Some scientists have pointed to the tropical storm as further evidence of the dangers of climate change, with Penn State University professor of meteorology Michael Mann stating that warming temperatures “worsened the impact” of the storm, heightening the risk to life and property.

Conservative groups, however, have mobilized to downplay or mock any association between the storm and climate change. Myron Ebell, who headed the Environmental Protection Agency’s transition team when Donald Trump became president, said the last decade has been a “period of low hurricane activity” and pointed out that previous hurricanes occurred when emissions were lower.

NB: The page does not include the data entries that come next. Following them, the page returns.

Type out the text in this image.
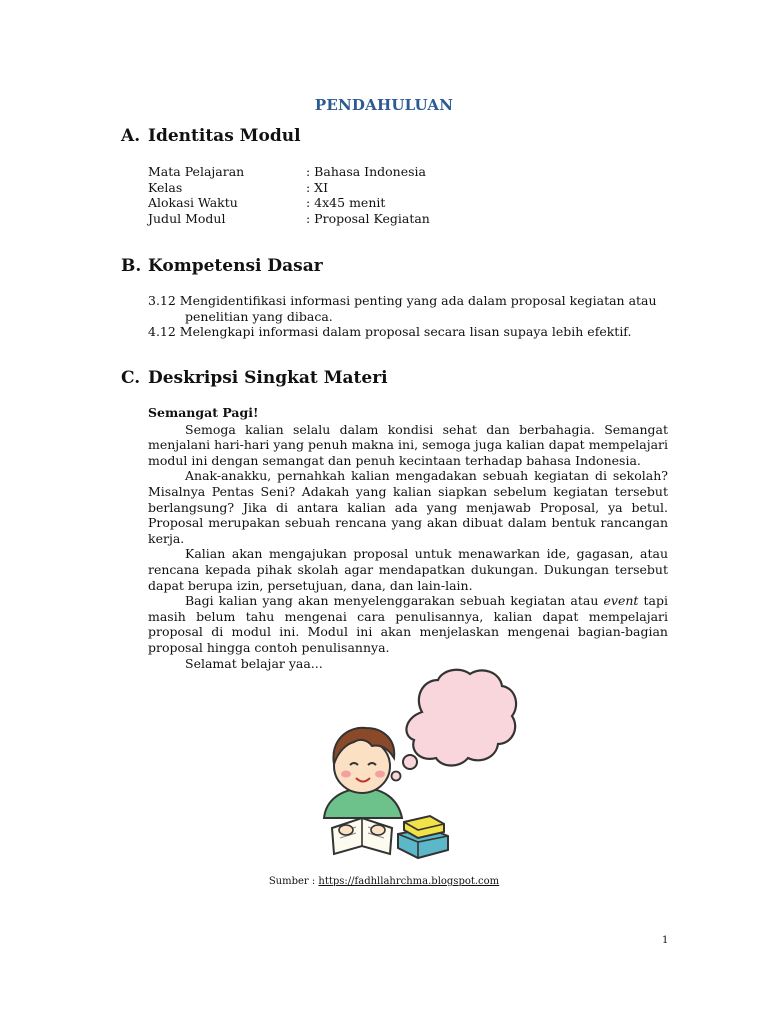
PENDAHULUAN
A. Identitas Modul
Mata Pelajaran	: Bahasa Indonesia
Kelas	: XI
Alokasi Waktu	: 4x45 menit
Judul Modul	: Proposal Kegiatan
B. Kompetensi Dasar
3.12 Mengidentifikasi informasi penting yang ada dalam proposal kegiatan atau
penelitian yang dibaca.
4.12 Melengkapi informasi dalam proposal secara lisan supaya lebih efektif.
C. Deskripsi Singkat Materi
Semangat Pagi!

Semoga kalian selalu dalam kondisi sehat dan berbahagia. Semangat menjalani hari-hari yang penuh makna ini, semoga juga kalian dapat mempelajari modul ini dengan semangat dan penuh kecintaan terhadap bahasa Indonesia.

Anak-anakku, pernahkah kalian mengadakan sebuah kegiatan di sekolah? Misalnya Pentas Seni? Adakah yang kalian siapkan sebelum kegiatan tersebut berlangsung? Jika di antara kalian ada yang menjawab Proposal, ya betul. Proposal merupakan sebuah rencana yang akan dibuat dalam bentuk rancangan kerja.

Kalian akan mengajukan proposal untuk menawarkan ide, gagasan, atau rencana kepada pihak skolah agar mendapatkan dukungan. Dukungan tersebut dapat berupa izin, persetujuan, dana, dan lain-lain.

Bagi kalian yang akan menyelenggarakan sebuah kegiatan atau event tapi masih belum tahu mengenai cara penulisannya, kalian dapat mempelajari proposal di modul ini. Modul ini akan menjelaskan mengenai bagian-bagian proposal hingga contoh penulisannya.

Selamat belajar yaa...

Sumber : https://fadhllahrchma.blogspot.com
1
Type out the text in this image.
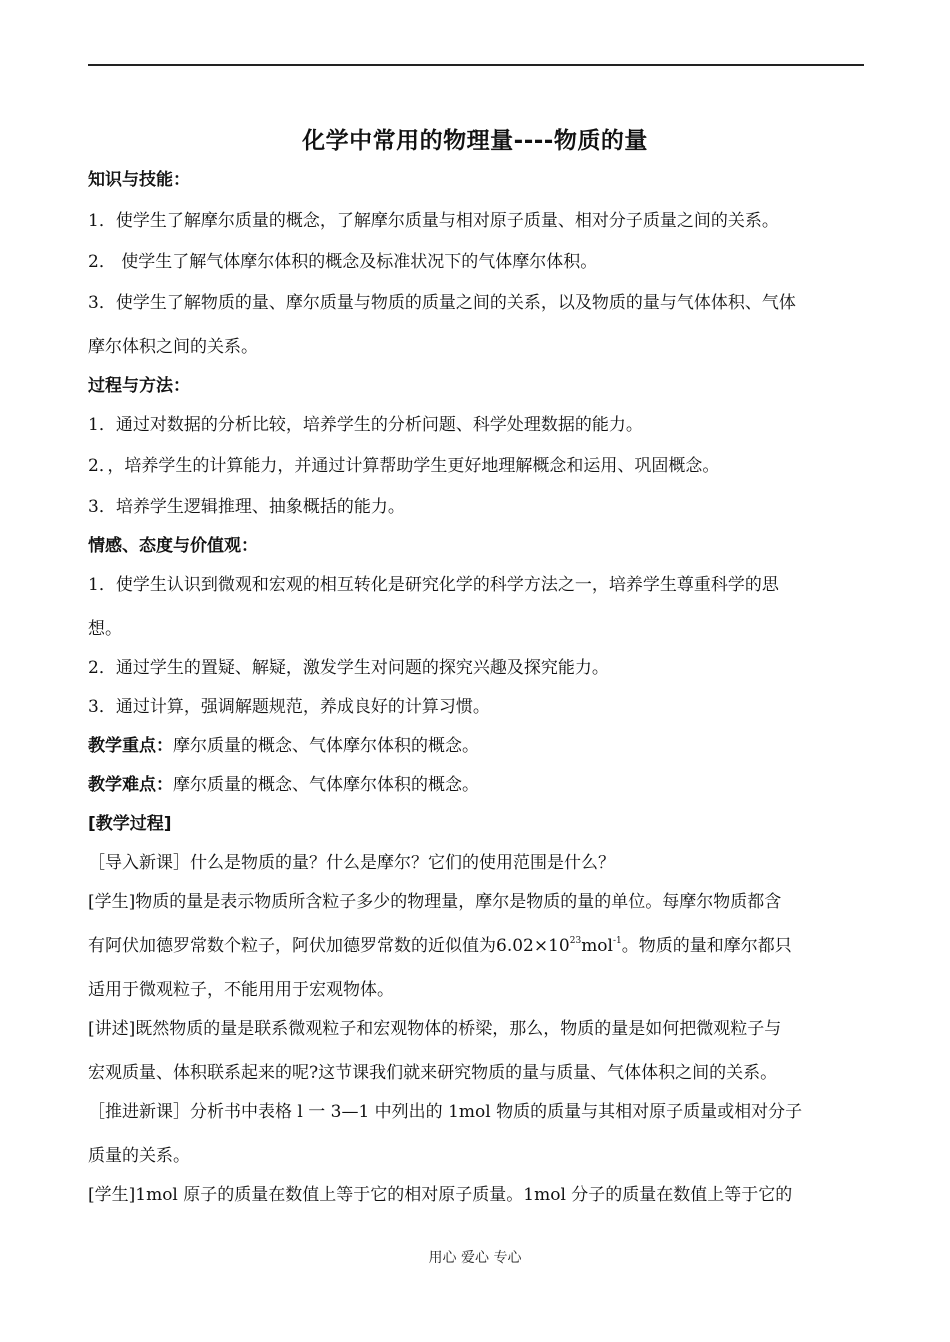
化学中常用的物理量----物质的量
知识与技能：
1．使学生了解摩尔质量的概念，了解摩尔质量与相对原子质量、相对分子质量之间的关系。
2． 使学生了解气体摩尔体积的概念及标准状况下的气体摩尔体积。
3．使学生了解物质的量、摩尔质量与物质的质量之间的关系，以及物质的量与气体体积、气体
摩尔体积之间的关系。
过程与方法：
1．通过对数据的分析比较，培养学生的分析问题、科学处理数据的能力。
2．，培养学生的计算能力，并通过计算帮助学生更好地理解概念和运用、巩固概念。
3．培养学生逻辑推理、抽象概括的能力。
情感、态度与价值观：
1．使学生认识到微观和宏观的相互转化是研究化学的科学方法之一，培养学生尊重科学的思
想。
2．通过学生的置疑、解疑，激发学生对问题的探究兴趣及探究能力。
3．通过计算，强调解题规范，养成良好的计算习惯。
教学重点：摩尔质量的概念、气体摩尔体积的概念。
教学难点：摩尔质量的概念、气体摩尔体积的概念。
[教学过程]
［导入新课］什么是物质的量？什么是摩尔？它们的使用范围是什么？
[学生]物质的量是表示物质所含粒子多少的物理量，摩尔是物质的量的单位。每摩尔物质都含
有阿伏加德罗常数个粒子，阿伏加德罗常数的近似值为$6.02\times 10^{23}mol^{-1}$。物质的量和摩尔都只
适用于微观粒子，不能用用于宏观物体。
[讲述]既然物质的量是联系微观粒子和宏观物体的桥梁，那么，物质的量是如何把微观粒子与
宏观质量、体积联系起来的呢?这节课我们就来研究物质的量与质量、气体体积之间的关系。
［推进新课］分析书中表格 l 一 3—1 中列出的 1mol 物质的质量与其相对原子质量或相对分子
质量的关系。
[学生]1mol 原子的质量在数值上等于它的相对原子质量。1mol 分子的质量在数值上等于它的
用心 爱心 专心
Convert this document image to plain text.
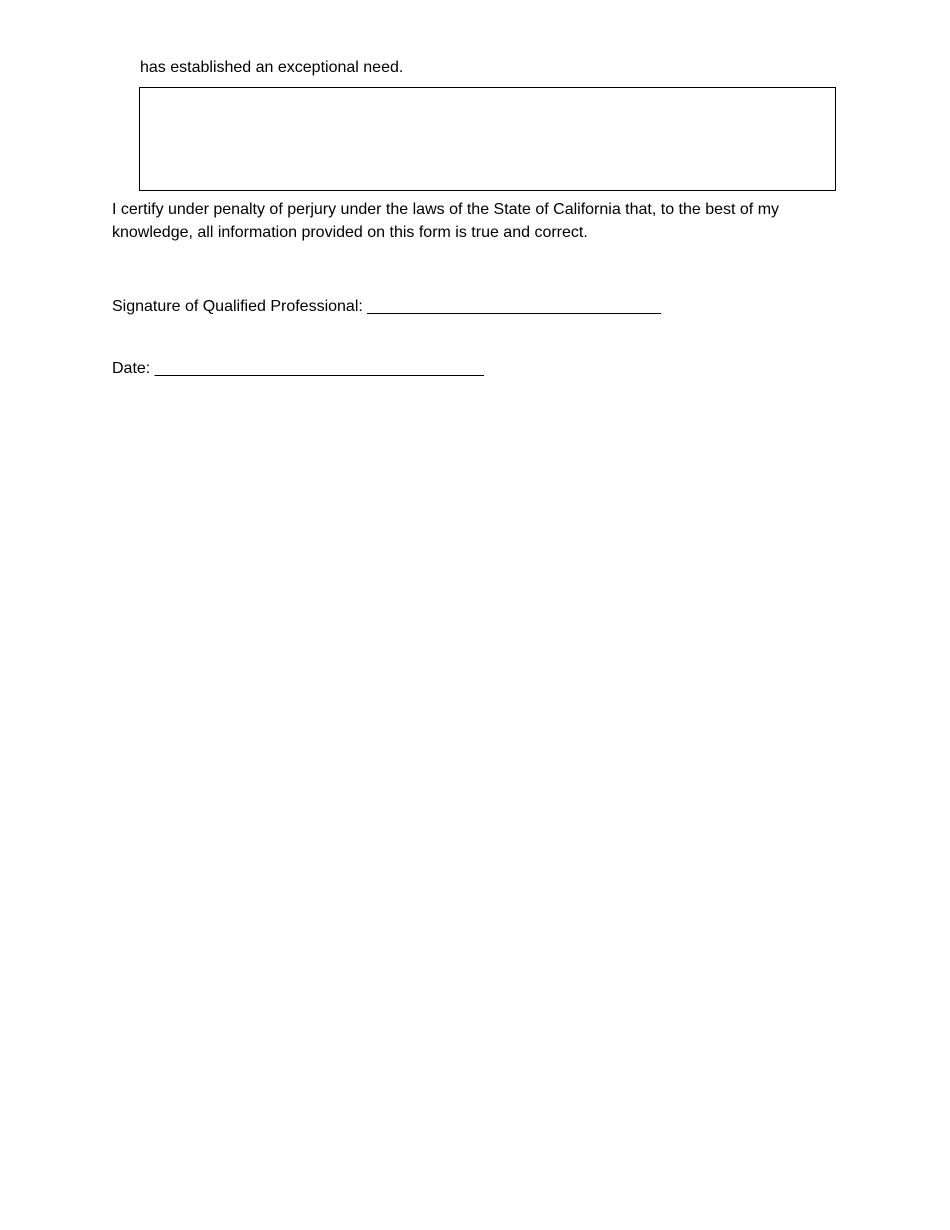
has established an exceptional need.
I certify under penalty of perjury under the laws of the State of California that, to the best of my
knowledge, all information provided on this form is true and correct.
Signature of Qualified Professional: _________________________________
Date: _____________________________________
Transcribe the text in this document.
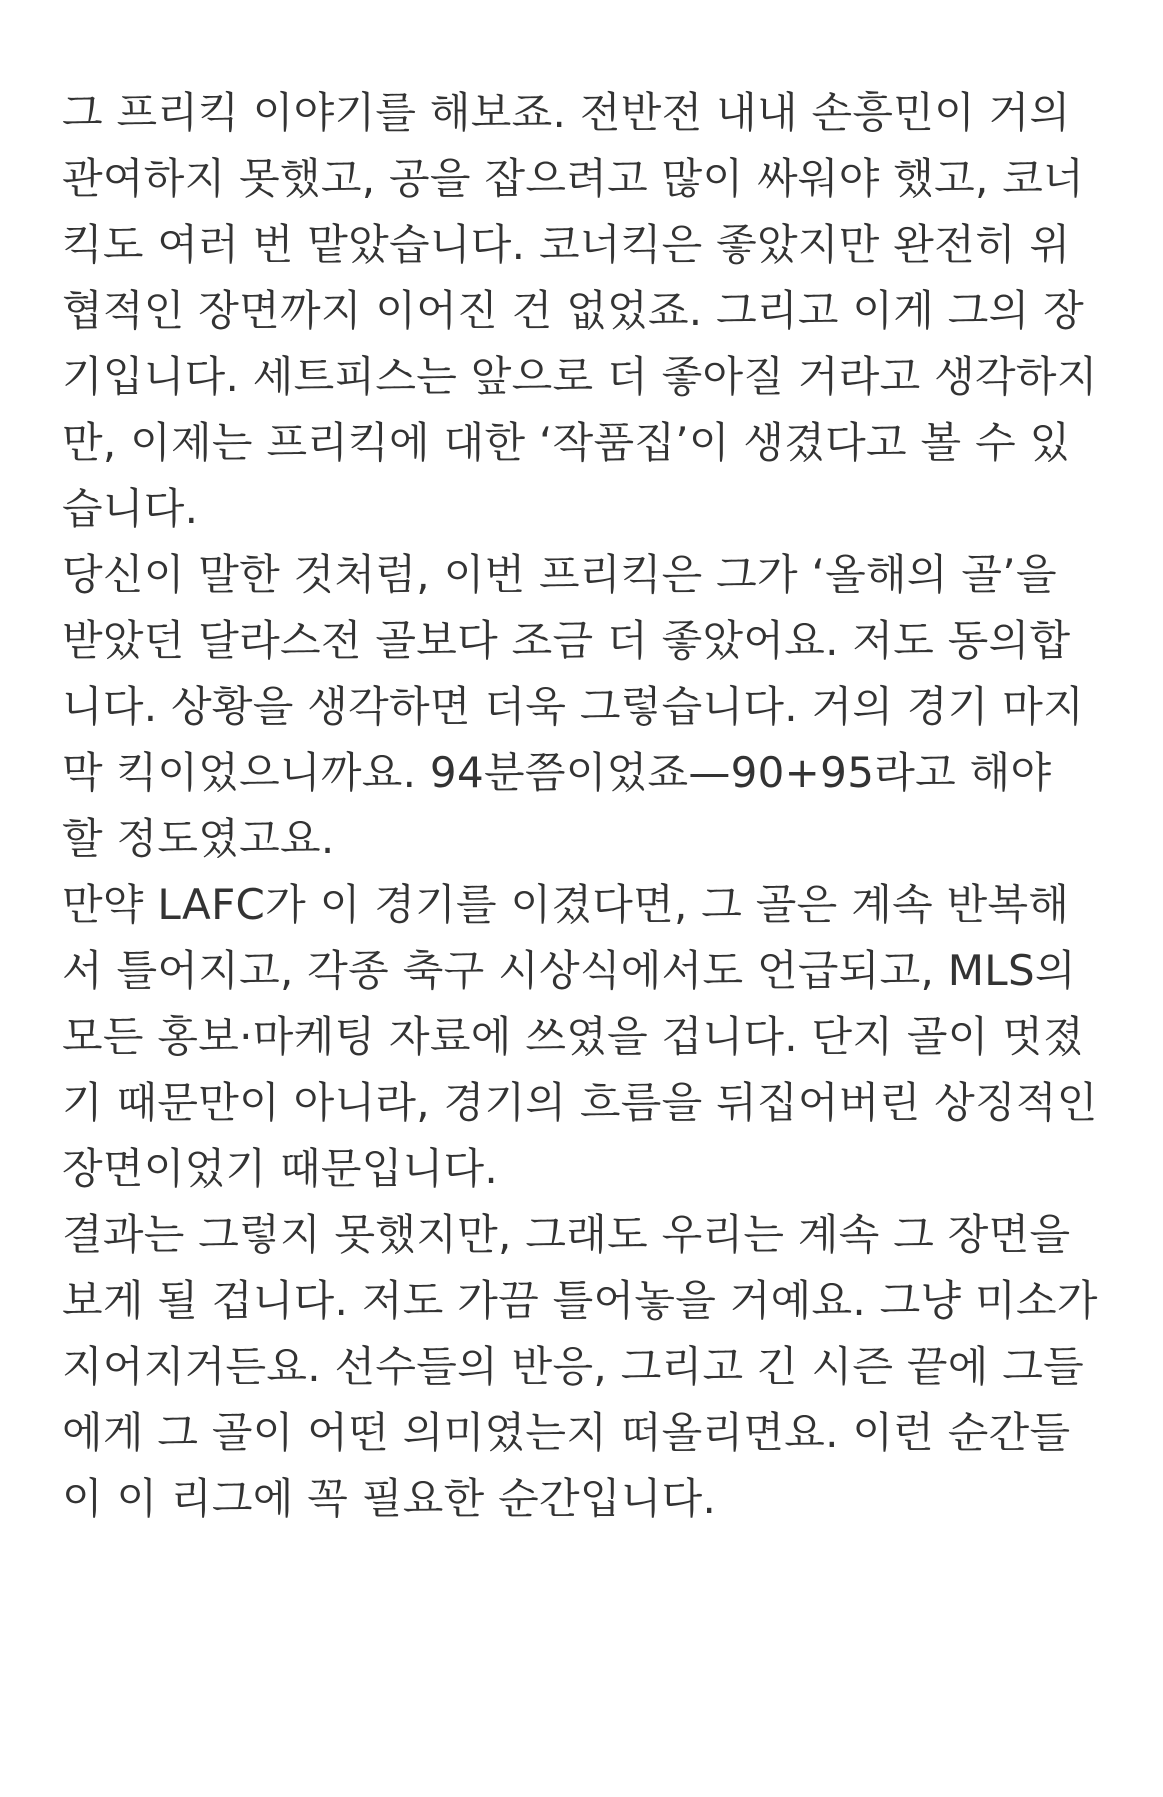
그 프리킥 이야기를 해보죠. 전반전 내내 손흥민이 거의
관여하지 못했고, 공을 잡으려고 많이 싸워야 했고, 코너
킥도 여러 번 맡았습니다. 코너킥은 좋았지만 완전히 위
협적인 장면까지 이어진 건 없었죠. 그리고 이게 그의 장
기입니다. 세트피스는 앞으로 더 좋아질 거라고 생각하지
만, 이제는 프리킥에 대한 ‘작품집’이 생겼다고 볼 수 있
습니다.
당신이 말한 것처럼, 이번 프리킥은 그가 ‘올해의 골’을
받았던 달라스전 골보다 조금 더 좋았어요. 저도 동의합
니다. 상황을 생각하면 더욱 그렇습니다. 거의 경기 마지
막 킥이었으니까요. 94분쯤이었죠—90+95라고 해야
할 정도였고요.
만약 LAFC가 이 경기를 이겼다면, 그 골은 계속 반복해
서 틀어지고, 각종 축구 시상식에서도 언급되고, MLS의
모든 홍보·마케팅 자료에 쓰였을 겁니다. 단지 골이 멋졌
기 때문만이 아니라, 경기의 흐름을 뒤집어버린 상징적인
장면이었기 때문입니다.
결과는 그렇지 못했지만, 그래도 우리는 계속 그 장면을
보게 될 겁니다. 저도 가끔 틀어놓을 거예요. 그냥 미소가
지어지거든요. 선수들의 반응, 그리고 긴 시즌 끝에 그들
에게 그 골이 어떤 의미였는지 떠올리면요. 이런 순간들
이 이 리그에 꼭 필요한 순간입니다.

“Instead of wasting colossal sums of money on reducing greenhouse gas emissions, much smaller amounts should be spent on improving the infrastructure that protects the Gulf and Atlantic costs,” said Ebell, who is director of environmental policy at the Competitive Enterprise Institute, a libertarian thinktank that has received donations from fossil fuel companies such as Exxon Mobil.

Thomas Pyle, who led Trump’s transition team for the department of energy, said: “It is unfortunate, but not surprising, that the left is exploiting Hurricane Harvey to try and advance their political agenda, but it won’t work.

“When everything is a problem related to climate change, the solutions no longer become attainable. That is their fundamental problem.”